Prof. Haedar menegaskan, kepemimpinan Muhammadiyah bersifat dinamis dan terus berkembang mengikuti tantangan zaman. Maka itu, seorang rektor harus memiliki semangat kemajuan serta menjalankan kepemimpinan profetik yang tidak hanya berorientasi duniawi, tetapi juga bernilai ukhrawi.
“Semua kita adalah khalifah yang memikul tanggung jawab. Karena itu, jalankan fungsi kepemimpinan dengan sebaik-baiknya,” pesannya.
Wakil Menteri Kemendikdasmen RI, Dr. Fajar Riza Ul Haq, M.A memberikan apresiasi atas pelantikan Prof. Dr. Akrim, M.Pd sebagai Rektor Universitas Muhammadiyah Sumatera Utara (UMSU) periode 2026–2030. Dia menilai proses pergantian kepemimpinan di UMSU menunjukkan praktik regenerasi yang sehat dan berkelanjutan dalam dunia pendidikan tinggi.

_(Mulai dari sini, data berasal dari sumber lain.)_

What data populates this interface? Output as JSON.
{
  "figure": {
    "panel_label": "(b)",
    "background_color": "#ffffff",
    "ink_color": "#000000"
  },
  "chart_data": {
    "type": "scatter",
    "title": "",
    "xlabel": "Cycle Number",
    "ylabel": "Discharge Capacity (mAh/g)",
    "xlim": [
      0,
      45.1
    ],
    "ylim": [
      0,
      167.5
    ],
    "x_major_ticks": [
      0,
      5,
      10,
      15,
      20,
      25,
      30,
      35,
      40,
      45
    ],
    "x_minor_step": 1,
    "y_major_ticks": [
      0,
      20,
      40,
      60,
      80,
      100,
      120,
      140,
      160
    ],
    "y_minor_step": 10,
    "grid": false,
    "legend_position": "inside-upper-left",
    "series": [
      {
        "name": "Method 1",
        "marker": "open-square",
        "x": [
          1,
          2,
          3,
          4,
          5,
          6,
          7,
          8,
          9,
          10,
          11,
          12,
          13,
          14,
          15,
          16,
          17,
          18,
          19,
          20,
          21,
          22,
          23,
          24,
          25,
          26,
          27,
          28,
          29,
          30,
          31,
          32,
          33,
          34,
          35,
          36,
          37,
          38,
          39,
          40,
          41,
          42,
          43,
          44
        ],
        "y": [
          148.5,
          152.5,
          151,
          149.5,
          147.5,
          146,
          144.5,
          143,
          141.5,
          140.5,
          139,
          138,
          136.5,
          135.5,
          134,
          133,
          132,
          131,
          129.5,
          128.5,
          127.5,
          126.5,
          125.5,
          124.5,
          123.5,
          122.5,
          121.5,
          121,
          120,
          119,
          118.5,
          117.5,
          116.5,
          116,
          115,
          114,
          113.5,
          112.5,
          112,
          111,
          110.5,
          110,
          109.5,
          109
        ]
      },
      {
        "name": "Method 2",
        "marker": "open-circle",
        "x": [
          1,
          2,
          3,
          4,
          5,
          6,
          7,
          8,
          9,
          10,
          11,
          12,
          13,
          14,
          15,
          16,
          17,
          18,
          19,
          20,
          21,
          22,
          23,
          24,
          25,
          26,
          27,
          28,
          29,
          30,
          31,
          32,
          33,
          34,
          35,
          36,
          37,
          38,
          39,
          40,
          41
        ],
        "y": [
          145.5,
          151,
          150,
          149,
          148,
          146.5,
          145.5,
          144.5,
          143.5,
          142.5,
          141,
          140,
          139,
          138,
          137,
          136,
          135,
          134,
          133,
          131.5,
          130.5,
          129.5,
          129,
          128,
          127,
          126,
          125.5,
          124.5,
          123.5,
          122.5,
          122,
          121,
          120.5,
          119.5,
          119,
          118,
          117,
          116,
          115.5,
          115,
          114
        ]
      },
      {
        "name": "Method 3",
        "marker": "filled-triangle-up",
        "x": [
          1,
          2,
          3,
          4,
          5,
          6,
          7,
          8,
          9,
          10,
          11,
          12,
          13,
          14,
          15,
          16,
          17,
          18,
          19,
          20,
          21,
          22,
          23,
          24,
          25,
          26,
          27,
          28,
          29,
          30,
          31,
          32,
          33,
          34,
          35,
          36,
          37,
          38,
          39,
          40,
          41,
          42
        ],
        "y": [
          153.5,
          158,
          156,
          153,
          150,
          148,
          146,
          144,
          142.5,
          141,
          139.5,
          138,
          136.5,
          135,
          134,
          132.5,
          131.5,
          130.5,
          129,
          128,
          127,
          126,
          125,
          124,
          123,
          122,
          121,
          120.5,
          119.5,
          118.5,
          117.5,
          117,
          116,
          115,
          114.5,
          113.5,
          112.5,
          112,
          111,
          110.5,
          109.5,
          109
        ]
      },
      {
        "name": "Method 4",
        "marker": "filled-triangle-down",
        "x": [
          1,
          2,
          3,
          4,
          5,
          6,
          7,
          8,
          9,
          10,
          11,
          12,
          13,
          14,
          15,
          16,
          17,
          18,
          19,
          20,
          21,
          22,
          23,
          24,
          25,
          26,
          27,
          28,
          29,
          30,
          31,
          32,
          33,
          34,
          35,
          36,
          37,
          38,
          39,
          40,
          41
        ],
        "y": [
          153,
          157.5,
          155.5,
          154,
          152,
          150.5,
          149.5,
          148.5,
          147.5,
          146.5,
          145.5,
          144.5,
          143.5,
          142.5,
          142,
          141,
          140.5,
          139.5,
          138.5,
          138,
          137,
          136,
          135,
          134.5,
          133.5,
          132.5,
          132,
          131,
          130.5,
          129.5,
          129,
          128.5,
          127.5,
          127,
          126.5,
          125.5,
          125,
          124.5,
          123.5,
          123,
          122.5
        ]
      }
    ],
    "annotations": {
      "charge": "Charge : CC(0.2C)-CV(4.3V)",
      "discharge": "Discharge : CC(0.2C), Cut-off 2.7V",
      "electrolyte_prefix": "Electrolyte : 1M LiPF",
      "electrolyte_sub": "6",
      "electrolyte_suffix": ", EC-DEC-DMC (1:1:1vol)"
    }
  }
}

Dia menilai perkembangan UMSU selama ini menjadi contoh nyata transformasi pergruan tinggi yang berlangsung secara mulus dengan menekankan prinsip keberlanjutan dan kesinambungan kepemimpinan.
"Regenerasi kepemimpinan yang berjalan baik justru akan memperkuat kesiapan UMSU dalam menyukseskan agenda besar Persyarikatan Muhammadiyah, termasuk pelaksanaan Muktamar mendatang," ungkapnya.